Woman's Weekly - May 07


Shropshire seasons

If you're looking to take a break but don't want to go to far, why not visit the stunning county of Shropshire? Chris Parker reports on its beauty.

Shropshire is one of England's largest yet least populated counties, stretching from the rural beauty of the Welsh borders to the edge of the industrial heartlands of the West Midlands. It has to be one of my favourite parts of Britain to visit in all seasons.

I have to admit to some slight p'ejudice due to a variety of family connections in the area. But anywhere that has a football ground called The Gay Meadow, and boasts some of the finest unspoilt hostelries and diverse scenery around, yet still has time to be voted one of the politest places in Britain, has to be worth further investigation.

Perhaps these qualities and an appreciation of a gentler pace of life were instrumental in persuading the Hollywood superstar couple of Harrison Ford and Calista Flockhart to opt for a waterways holiday in Shropshire two years ago.

Some 50 tranquil miles of canal cut gently through the Shropshire countryside, and narrow-boat cruising during springtime offers a great way to explore this scenic network. It's less crowded, and everywhere along The Shropshire Canal — or “The Shroppie”, as it's popularly known — looks fresh and inviting. Canal-boating is the fastest way to slow down from the stress of modern living and a great way to embrace some of the simpler pleasures of life. You meander to your top speed of four miles an hour and there's no shortage of help and advice should you require it, as there's great camaraderie between fellow boaters.

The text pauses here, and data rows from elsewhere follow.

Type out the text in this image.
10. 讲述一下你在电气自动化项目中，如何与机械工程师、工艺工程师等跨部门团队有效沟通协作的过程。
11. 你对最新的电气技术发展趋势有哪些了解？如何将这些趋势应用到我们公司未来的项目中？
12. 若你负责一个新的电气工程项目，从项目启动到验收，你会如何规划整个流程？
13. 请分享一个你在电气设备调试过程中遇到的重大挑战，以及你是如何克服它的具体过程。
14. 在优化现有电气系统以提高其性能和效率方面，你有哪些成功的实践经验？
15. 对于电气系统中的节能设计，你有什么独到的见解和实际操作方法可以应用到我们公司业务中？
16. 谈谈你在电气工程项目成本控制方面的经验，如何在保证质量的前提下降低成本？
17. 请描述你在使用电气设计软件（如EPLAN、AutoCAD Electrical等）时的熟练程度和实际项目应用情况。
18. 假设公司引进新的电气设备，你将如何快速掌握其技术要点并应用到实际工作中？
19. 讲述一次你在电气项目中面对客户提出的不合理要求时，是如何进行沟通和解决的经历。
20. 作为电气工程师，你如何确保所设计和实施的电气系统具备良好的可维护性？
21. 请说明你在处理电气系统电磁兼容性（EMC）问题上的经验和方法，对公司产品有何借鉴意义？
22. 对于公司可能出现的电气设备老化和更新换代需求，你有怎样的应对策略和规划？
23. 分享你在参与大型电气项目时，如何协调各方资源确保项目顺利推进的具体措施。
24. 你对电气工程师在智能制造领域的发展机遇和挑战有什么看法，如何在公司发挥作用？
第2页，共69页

Modern-day canal-boats are handsomely equipped with all modern creature comforts and usually your pets are welcome, too. I would recommend taking bicycles to get around off the boat, particularly if you are taking children.

It's great fun for all ages to take turns in skippering the boat, and the grown-ups can enjoy the plentiful canal-side pubs. I would recommend the unspoilt boatman's pub, The Anchor Inn, and the pretty, white-washed Boat Inn. There's an abundance of wonderful wildlife along the canal for nature lovers. Don't forget your binoculars, so you've a chance of spotting herons, kingfishers and otters.

Off the water, a must-see attraction in Shropshire is The Ironbridge Gorge with its collection of ten museums. It's a step back in time to the birthplace of industry. Around 200 years ago, the hills and valleys around Ironbridge were alive with the sounds, sights and smells of huge furnaces and steam hammers. Although the manufacturing has all but disappeared, the surviving monuments provide a suitable testament to the cutting-edge technology of that century.

Children will love the Blists Hill Victorian Town. It's an open-air museum where life in the late 1800s is re-enacted by townsfolk wearing the attire of the day and going about their daily lives in the shops and workplaces of Victorian Britain. Modern money can be exchanged for “Victorian” tokens which — surprise, surprise — mostly find their way to the tills at the sweet shop and Victorian funfair!

You can link the past with the future in the colourful, interactive Enginuity museum, where you can have fun with an incredible collection of gadgets, games and gizmos. It's packed with an amazing variety of machinery including robots, an X-ray machine, and a “river” to generate electricity.

The county town of Shrewsbury is a great place to start your exploration with its array of independent shops and boutiques set among cobbled streets known as “shuts and passages”. With more than 660 listed buildings, including a Norman Abbey and a medieval castle, you're never short of interesting architecture.

Spend a few hours browsing the lovely traditional shops — bookshops, decorative antiques and ironmongers — as well as the ancient buildings in the small, historic town of Bishop's Castle where time seems to have stood still. Every Thursday (11am and 2.3Opm from May to September), you can join a guided walk to discover some of the town's history and anecdotes. For more information, you can also visit the House on Crutches Museum where local history and rural life are depicted.

In a beautiful valley, five miles south of Bishop's Castle, stands the charming small town of Cl un, which boasts one of the oldest and most picturesque Crown Green bowling-grounds in the country, situated in the shadow of the imposing medieval castle.

Shropshire's gastronomic capital and major tourist magnet is the quintessential English market town of Ludlow, which was once described by Sir John Betjeman as “the loveliest in England”.

Best appreciated out of season, when there are fewer tourists, you can enjoy a peaceful stroll along the gridiron of streets — originally laid out in Norman times — and enjoy some of the 500 listed buildings, or pick up locally-produced food at the daily market or regular farmers' market.

Try to find the time to take a gentle walk over Whitcliffe Common, where you'll be rewarded with a panoramic view of the immense castle and the town.